I would say it depends on who you ask. It is going to depend on what alcohol level is considered beer.
Personally I would say as soon as that first bit of alcohol gets pooped out by a yeast cell.
 
Ok that is what I thought, my wife was quizzing me earlier and made the comment. So if its wort now, when is not no longer wort. I boldly stated its only wort until the yeast take action, but then when thinking about it I wasn't so sure anymore.
 
i would say that as soon as it has any alchohol in it, then its beer. Even non alch beer has .5 percent alchohol., but its still called beer. it ceases to be wort when the yeast starts to convert it, at that point it becomes beer as the yeast excretes taht first alchohol. you can pitch yeast you know is dead into wort and it will still be wort in my opinion
 
also, I'm willing to bet that moment of pitch and production of alcohol are going to be pretty much the same thing. Probabilistically, with 100 billion yeast cells or more at pitching, one of them is bound to produce a molecule of ethanol.

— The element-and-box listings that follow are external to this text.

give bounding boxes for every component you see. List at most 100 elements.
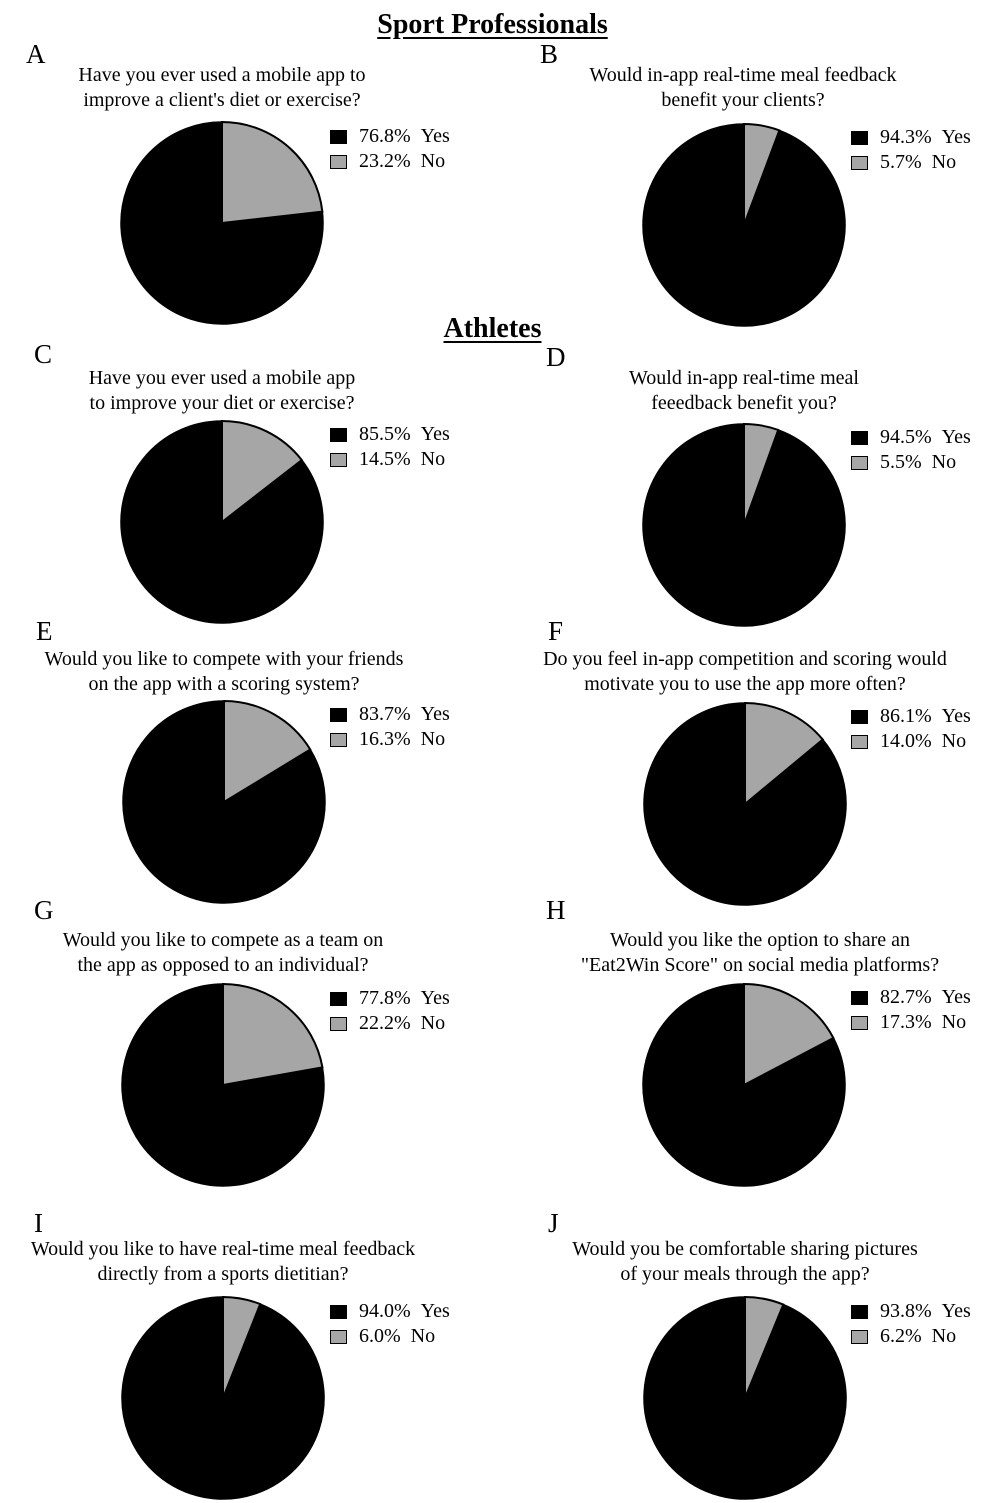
heading-athletes: Athletes: [443, 313, 542, 344]
chart-title-line: the app as opposed to an individual?: [77, 954, 369, 976]
legend-swatch: [330, 1329, 347, 1344]
legend-percent: 86.1%: [880, 705, 932, 727]
chart-title-d: Would in-app real-time meal feeedback ben…: [494, 366, 985, 416]
panel-letter-h: H: [546, 895, 566, 925]
legend-swatch: [330, 427, 347, 442]
chart-title-c: Have you ever used a mobile app to improv…: [0, 366, 472, 416]
panel-letter-a: A: [26, 39, 46, 69]
panel-letter-g: G: [34, 895, 54, 925]
pie-chart-h: [642, 982, 846, 1187]
legend-percent: 6.0%: [359, 1325, 401, 1347]
pie-slice-no: [743, 422, 780, 526]
legend-percent: 83.7%: [359, 703, 411, 725]
legend-label: Yes: [941, 1300, 971, 1322]
legend-g: 77.8% Yes 22.2% No: [330, 986, 450, 1036]
chart-title-e: Would you like to compete with your frie…: [0, 647, 474, 697]
legend-percent: 93.8%: [880, 1300, 932, 1322]
chart-title-line: improve a client's diet or exercise?: [83, 89, 361, 111]
legend-percent: 85.5%: [359, 423, 411, 445]
legend-swatch: [330, 1304, 347, 1319]
legend-percent: 23.2%: [359, 150, 411, 172]
chart-title-j: Would you be comfortable sharing picture…: [495, 1237, 985, 1287]
chart-title-line: Would you like to compete as a team on: [62, 929, 384, 951]
legend-percent: 22.2%: [359, 1012, 411, 1034]
legend-percent: 17.3%: [880, 1011, 932, 1033]
legend-item-yes: 82.7% Yes: [851, 985, 971, 1010]
legend-label: No: [941, 730, 967, 752]
chart-title-b: Would in-app real-time meal feedback bene…: [493, 63, 985, 113]
chart-title-line: Would you be comfortable sharing picture…: [572, 1238, 918, 1260]
legend-item-no: 14.0% No: [851, 729, 971, 754]
legend-item-yes: 93.8% Yes: [851, 1299, 971, 1324]
legend-item-yes: 94.3% Yes: [851, 125, 971, 150]
legend-a: 76.8% Yes 23.2% No: [330, 124, 450, 174]
chart-title-line: feeedback benefit you?: [651, 392, 837, 414]
legend-swatch: [851, 1304, 868, 1319]
legend-d: 94.5% Yes 5.5% No: [851, 425, 971, 475]
chart-title-line: "Eat2Win Score" on social media platform…: [580, 954, 940, 976]
legend-label: No: [941, 1011, 967, 1033]
pie-chart-b: [642, 122, 846, 327]
legend-swatch: [851, 709, 868, 724]
legend-label: No: [931, 151, 957, 173]
legend-swatch: [330, 991, 347, 1006]
chart-title-line: on the app with a scoring system?: [88, 673, 360, 695]
legend-swatch: [330, 154, 347, 169]
legend-label: Yes: [420, 125, 450, 147]
pie-slice-no: [743, 982, 835, 1087]
legend-label: Yes: [941, 126, 971, 148]
legend-percent: 5.7%: [880, 151, 922, 173]
legend-percent: 14.5%: [359, 448, 411, 470]
legend-swatch: [330, 732, 347, 747]
pie-slice-no: [221, 120, 324, 225]
legend-item-yes: 83.7% Yes: [330, 702, 450, 727]
chart-title-a: Have you ever used a mobile app to improv…: [0, 63, 472, 113]
legend-f: 86.1% Yes 14.0% No: [851, 704, 971, 754]
legend-item-yes: 85.5% Yes: [330, 422, 450, 447]
legend-h: 82.7% Yes 17.3% No: [851, 985, 971, 1035]
legend-item-yes: 94.0% Yes: [330, 1299, 450, 1324]
legend-item-no: 5.5% No: [851, 450, 971, 475]
legend-percent: 82.7%: [880, 986, 932, 1008]
legend-swatch: [851, 455, 868, 470]
chart-title-line: directly from a sports dietitian?: [97, 1263, 349, 1285]
pie-chart-j: [643, 1295, 847, 1500]
legend-swatch: [851, 155, 868, 170]
chart-title-line: Would you like the option to share an: [610, 929, 910, 951]
pie-slice-no: [744, 1295, 785, 1399]
legend-e: 83.7% Yes 16.3% No: [330, 702, 450, 752]
legend-item-no: 14.5% No: [330, 447, 450, 472]
legend-label: Yes: [941, 426, 971, 448]
chart-title-line: Would you like to compete with your frie…: [44, 648, 404, 670]
panel-letter-c: C: [34, 339, 53, 369]
pie-chart-i: [121, 1295, 325, 1500]
pie-chart-g: [121, 982, 325, 1187]
legend-item-no: 17.3% No: [851, 1010, 971, 1035]
legend-label: Yes: [941, 705, 971, 727]
legend-c: 85.5% Yes 14.5% No: [330, 422, 450, 472]
pie-slice-no: [222, 1295, 262, 1399]
legend-percent: 5.5%: [880, 451, 922, 473]
legend-label: Yes: [420, 987, 450, 1009]
legend-percent: 76.8%: [359, 125, 411, 147]
pie-slice-no: [223, 699, 312, 804]
panel-letter-i: I: [34, 1208, 43, 1238]
legend-swatch: [851, 130, 868, 145]
chart-title-line: Would you like to have real-time meal fe…: [30, 1238, 416, 1260]
legend-percent: 77.8%: [359, 987, 411, 1009]
panel-letter-f: F: [548, 616, 564, 646]
pie-chart-f: [643, 701, 847, 906]
chart-title-line: motivate you to use the app more often?: [584, 673, 906, 695]
legend-label: No: [931, 1325, 957, 1347]
panel-letter-b: B: [540, 39, 559, 69]
chart-title-line: to improve your diet or exercise?: [89, 392, 355, 414]
legend-label: No: [420, 728, 446, 750]
legend-label: No: [420, 150, 446, 172]
legend-item-yes: 77.8% Yes: [330, 986, 450, 1011]
legend-swatch: [330, 707, 347, 722]
pie-chart-e: [122, 699, 326, 904]
legend-swatch: [851, 990, 868, 1005]
legend-item-no: 16.3% No: [330, 727, 450, 752]
legend-label: No: [420, 448, 446, 470]
legend-percent: 94.3%: [880, 126, 932, 148]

Not detectable in any sense, and it will still take a while for the bulk of the cells to get going, but it's there, so if your definition of beer is when alcohol is produced, I'd say it's beer pretty much when the yeast is pitched.
 
also, I'm willing to bet that moment of pitch and production of alcohol are going to be pretty much the same thing. Probabilistically, with 100 billion yeast cells or more at pitching, one of them is bound to produce a molecule of ethanol. Not detectable in any sense, and it will still take a while for the bulk of the cells to get going, but it's there, so if your definition of beer is when alcohol is produced, I'd say it's beer pretty much when the yeast is pitched.